There is plenty of complaint about the Sanitary System of Manila, there are plenty of people to complain about what is being done, but there is no small organized body of Filipinos whose paramount interest in life is fixed upon sanitation and health, and who make it their thankless task to harry the department and to preach ceaselessly at the unthinking public till they get what they want. The legislators of the Philippines are gentlemen born, men educated in conformity to the ideals of education in aristocratic countries, but unfortunately they have not had, owing to the political conditions which have prevailed here, the practical experience of an aristocratic body in other lands. In Mrs. Ward’s “William Ashe” there is an analysis of a gouty and rather stupid old statesman, who is so exactly a summary of what a Filipino statesman is not that I cannot forbear quoting it here:
“He possessed that narrow, but still most serviceable fund of human experience which the English land-owner, while our English tradition subsists, can hardly escape if he will. As guardsman, volunteer, magistrate, lord lieutenant, member (for the sake of his name and his acres) of various important commissions, as military attaché even for a short time to an important embassy, he had acquired, by mere living, that for which his intellectual betters had often envied him—a certain shrewdness, a certain instinct both for men and affairs which were often of more service to him than finer brains to other persons.”
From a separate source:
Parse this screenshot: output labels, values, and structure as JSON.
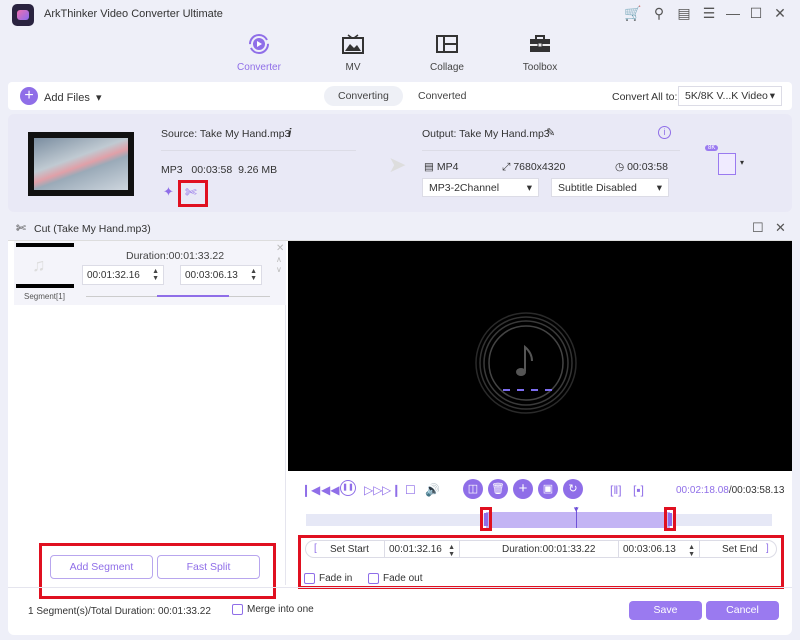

The only large practical experience which Filipino leaders have enjoyed has come through their being land-owners and agriculturists. But agriculture has not been competitive; and when the land-owning class travelled, it was chiefly in Spain, which can hardly be called a progressive agricultural country. Of men of the artisan class who have worked their way up by their own efforts from ignorance to education, from poverty to riches; of men who have had any large available experience in manual labor or in specialised industries, the present Assembly feels the lack. The Filipino leaders are a body of polished gentlemen, more versed in law than in anything else, with varying side lines of dilettante tastes in numerous directions.